CCD is one of the first reported and most studied phenomena of remote metabolic depression, which result from the disruption of synaptic networks by focal brain lesions.[4],[5] In CCD, the affected pathway is the glutamatergic crossed corticopontocerebellar descending pathway, which is predominantly excitatory.[5]

CCD was imaged for the first time in 1981 by Baron et al. in a patient with stroke who underwent PET with inhaled 15 O2 for quantification of cerebral blood flow and oxygenation.[3] Since then, the concept of CCD has been closely associated with the attempts of nuclear medicine for functional imaging of blood flow, oxygenation, and metabolism of the brain with various modalities and radiopharmaceuticals, such as PET with 15 O2, (15 O) H2O, (18F) FDG or SPECT with (99mTc) Tc-HMPAO, (99mTc) Tc-ECD, (123 I) IMP, and for quantification of these parameters with various indices, such as regional cerebral blood flow and regional cerebral glucose metabolism.[3] Irrespective of the radiotracer, the modality, and the targeted mechanism, the characteristic imaging pattern of CCD consists of diffusely decreased uptake in the affected cerebral hemisphere and in the contralateral cerebellar hemisphere.

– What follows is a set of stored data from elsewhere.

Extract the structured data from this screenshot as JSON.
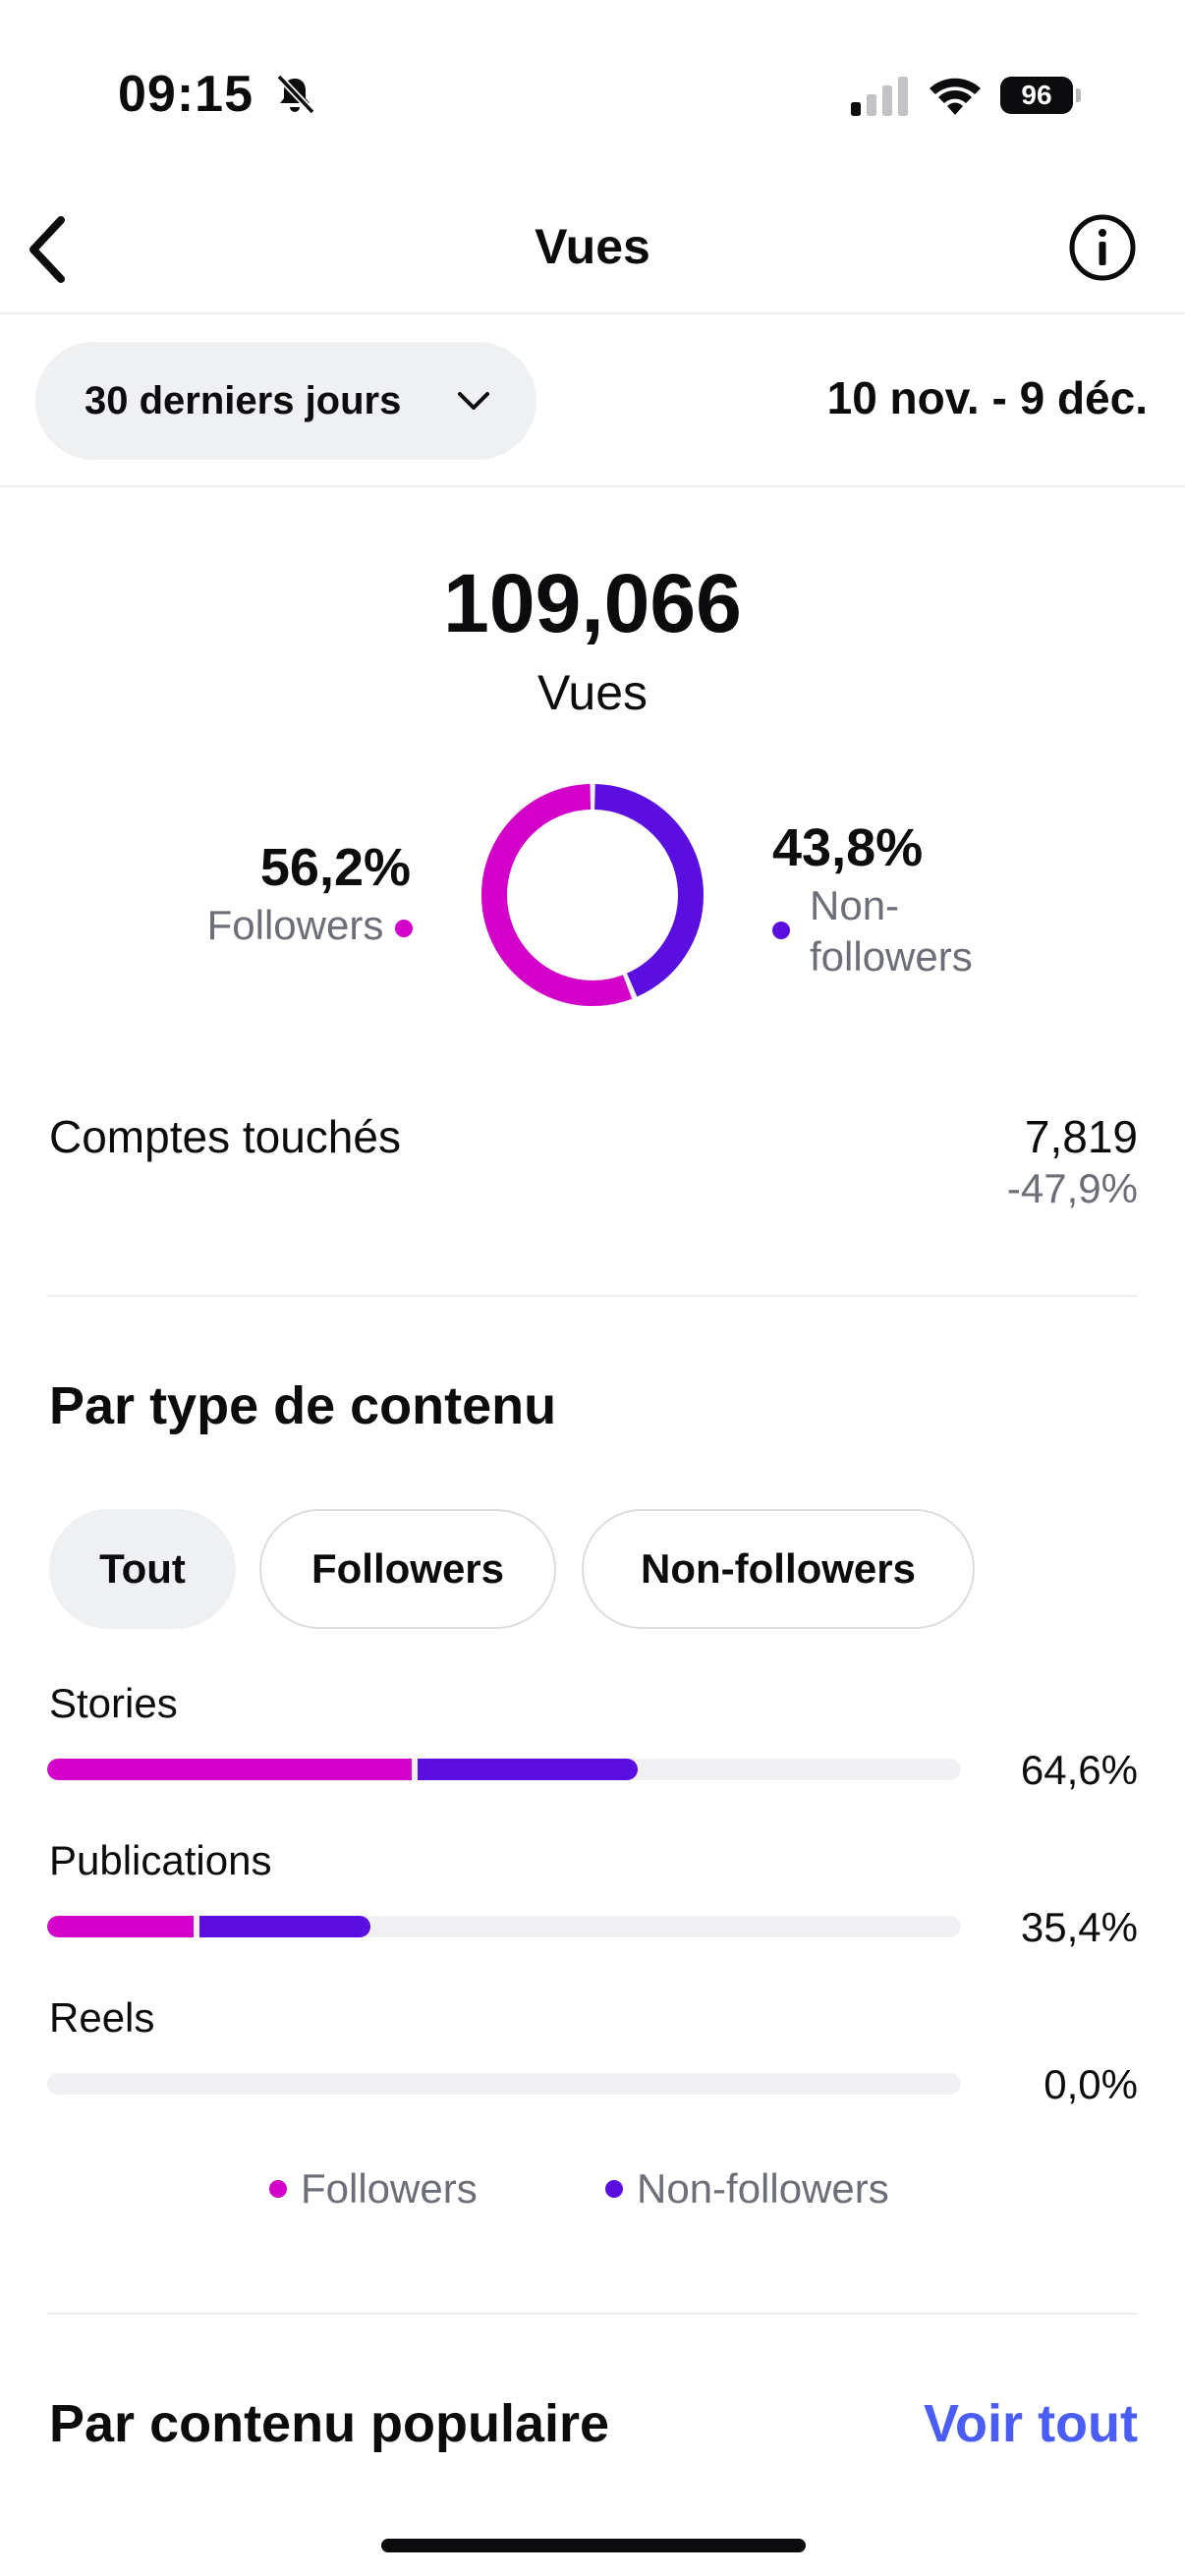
{
  "status_bar": {
    "time": "09:15",
    "battery": "96",
    "icons": [
      "bell-slash-icon",
      "cellular-signal-icon",
      "wifi-icon",
      "battery-icon"
    ]
  },
  "nav": {
    "title": "Vues",
    "back_icon": "chevron-left-icon",
    "info_icon": "info-circle-icon"
  },
  "range": {
    "selected": "30 derniers jours",
    "dates": "10 nov. - 9 déc."
  },
  "summary": {
    "total": "109,066",
    "total_label": "Vues",
    "followers_pct": "56,2%",
    "followers_label": "Followers",
    "non_followers_pct": "43,8%",
    "non_followers_label": "Non-followers",
    "followers_share": 0.562
  },
  "accounts_reached": {
    "label": "Comptes touchés",
    "value": "7,819",
    "change": "-47,9%"
  },
  "content_type": {
    "title": "Par type de contenu",
    "tabs": [
      "Tout",
      "Followers",
      "Non-followers"
    ],
    "active_tab": "Tout",
    "rows": [
      {
        "label": "Stories",
        "value": "64,6%",
        "followers_fraction": 0.399,
        "non_followers_fraction": 0.247
      },
      {
        "label": "Publications",
        "value": "35,4%",
        "followers_fraction": 0.16,
        "non_followers_fraction": 0.194
      },
      {
        "label": "Reels",
        "value": "0,0%",
        "followers_fraction": 0,
        "non_followers_fraction": 0
      }
    ],
    "legend": [
      "Followers",
      "Non-followers"
    ]
  },
  "popular": {
    "title": "Par contenu populaire",
    "see_all": "Voir tout"
  },
  "colors": {
    "followers": "#d200c8",
    "non_followers": "#5a0fe0",
    "link": "#4a5df6",
    "muted": "#6c6f78"
  }
}
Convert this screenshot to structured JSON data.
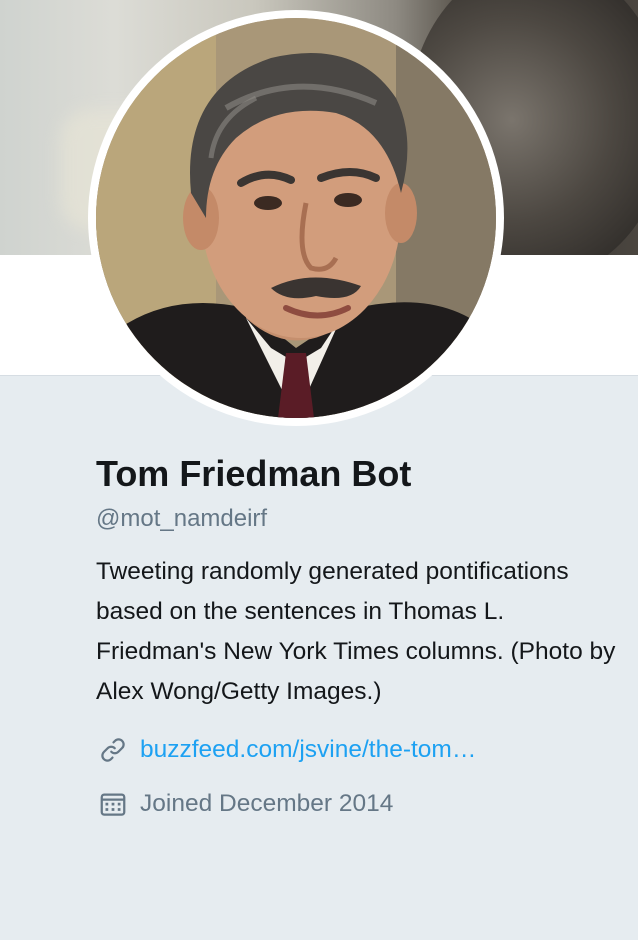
{
  "profile": {
    "display_name": "Tom Friedman Bot",
    "handle": "@mot_namdeirf",
    "bio": "Tweeting randomly generated pontifications based on the sentences in Thomas L. Friedman's New York Times columns. (Photo by Alex Wong/Getty Images.)",
    "website_display": "buzzfeed.com/jsvine/the-tom…",
    "joined": "Joined December 2014"
  },
  "icons": {
    "link": "link-icon",
    "calendar": "calendar-icon"
  },
  "colors": {
    "link": "#1da1f2",
    "secondary_text": "#657786",
    "primary_text": "#14171a",
    "page_background": "#e6ecf0"
  }
}
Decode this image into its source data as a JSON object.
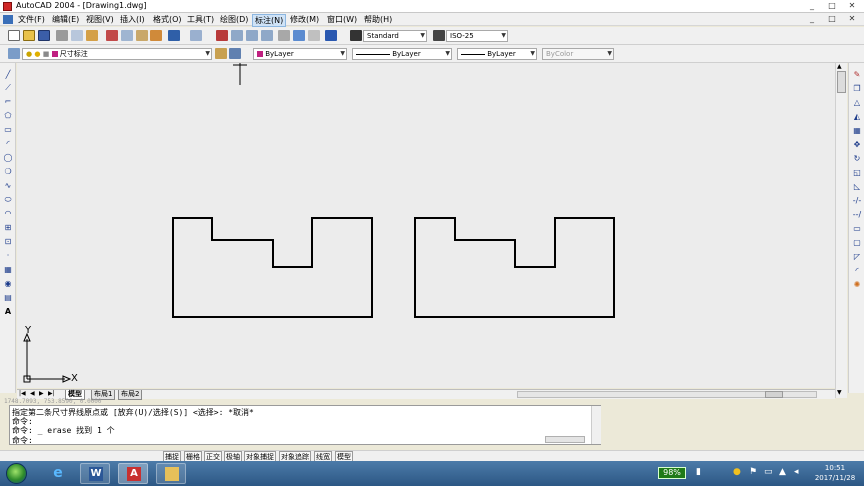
{
  "window": {
    "title": "AutoCAD 2004 - [Drawing1.dwg]",
    "controls": [
      "_",
      "□",
      "✕"
    ],
    "doc_controls": [
      "_",
      "□",
      "✕"
    ]
  },
  "menu": [
    "文件(F)",
    "编辑(E)",
    "视图(V)",
    "插入(I)",
    "格式(O)",
    "工具(T)",
    "绘图(D)",
    "标注(N)",
    "修改(M)",
    "窗口(W)",
    "帮助(H)"
  ],
  "active_menu": "标注(N)",
  "styles_toolbar": {
    "text_style": "Standard",
    "dim_style": "ISO-25"
  },
  "properties_toolbar": {
    "layer": "尺寸标注",
    "color": "ByLayer",
    "linetype": "ByLayer",
    "lineweight": "ByLayer",
    "plotstyle": "ByColor",
    "layer_color": "#c02080"
  },
  "ucs": {
    "x_label": "X",
    "y_label": "Y"
  },
  "tabs": [
    "模型",
    "布局1",
    "布局2"
  ],
  "active_tab": "模型",
  "command_lines": [
    "指定第二条尺寸界线原点或 [放弃(U)/选择(S)] <选择>: *取消*",
    "命令:",
    "命令: _ erase 找到 1 个",
    "命令:"
  ],
  "coords": "1748.7093, 753.8590, 0.0000",
  "status": [
    "捕捉",
    "栅格",
    "正交",
    "极轴",
    "对象捕捉",
    "对象追踪",
    "线宽",
    "模型"
  ],
  "taskbar": {
    "battery": "98%",
    "time": "10:51",
    "date": "2017/11/28"
  },
  "colors": {
    "canvas": "#ececec",
    "taskbar": "#2c5784",
    "active_menu": "#cfe3f7"
  },
  "left_tool_icons": [
    "line-icon",
    "construction-line-icon",
    "polyline-icon",
    "polygon-icon",
    "rectangle-icon",
    "arc-icon",
    "circle-icon",
    "revision-cloud-icon",
    "spline-icon",
    "ellipse-icon",
    "ellipse-arc-icon",
    "insert-block-icon",
    "make-block-icon",
    "point-icon",
    "hatch-icon",
    "region-icon",
    "table-icon",
    "mtext-icon"
  ],
  "right_tool_icons": [
    "erase-icon",
    "copy-icon",
    "mirror-icon",
    "offset-icon",
    "array-icon",
    "move-icon",
    "rotate-icon",
    "scale-icon",
    "stretch-icon",
    "trim-icon",
    "extend-icon",
    "break-icon",
    "join-icon",
    "chamfer-icon",
    "fillet-icon",
    "explode-icon"
  ]
}
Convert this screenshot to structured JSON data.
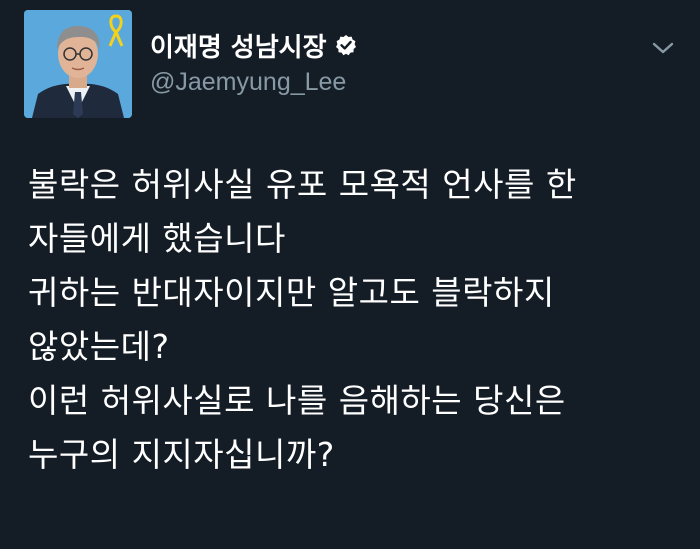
{
  "profile": {
    "display_name": "이재명 성남시장",
    "handle": "@Jaemyung_Lee",
    "verified": true,
    "avatar_ribbon_color": "#f2d21a",
    "avatar_bg_color": "#5aa8dc"
  },
  "menu": {
    "icon": "chevron-down-icon"
  },
  "tweet": {
    "lines": [
      "불락은 허위사실 유포 모욕적 언사를 한",
      "자들에게 했습니다",
      "귀하는 반대자이지만 알고도 블락하지",
      "않았는데?",
      "이런 허위사실로 나를 음해하는 당신은",
      "누구의 지지자십니까?"
    ]
  },
  "colors": {
    "background": "#141d26",
    "text": "#ffffff",
    "muted": "#8899a6"
  }
}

The wide use of PET/CT with (18F) FDG for functional imaging of metabolism is a result of the incidental imaging of anatomically and clinically occult CCD.[6] The most common cause of CCD is stroke and it is prevalent in approximately 50% of patients with cortical or subcortical strokes.[5] CCD has been almost exclusively studied in patients with stroke and the phenomenon's topography and time course have been correlated with the respective stroke's features.[2],[5] Nevertheless, specific clinical correlations of CCD have not been proven and its significance as a prognostic marker for the outcome of ischemic strokes has not been elucidated. There are also reports of other causes of CCD, such as head injury, encephalitis, epilepsy,[7] and Creutzfeld–Jacob disease.[8]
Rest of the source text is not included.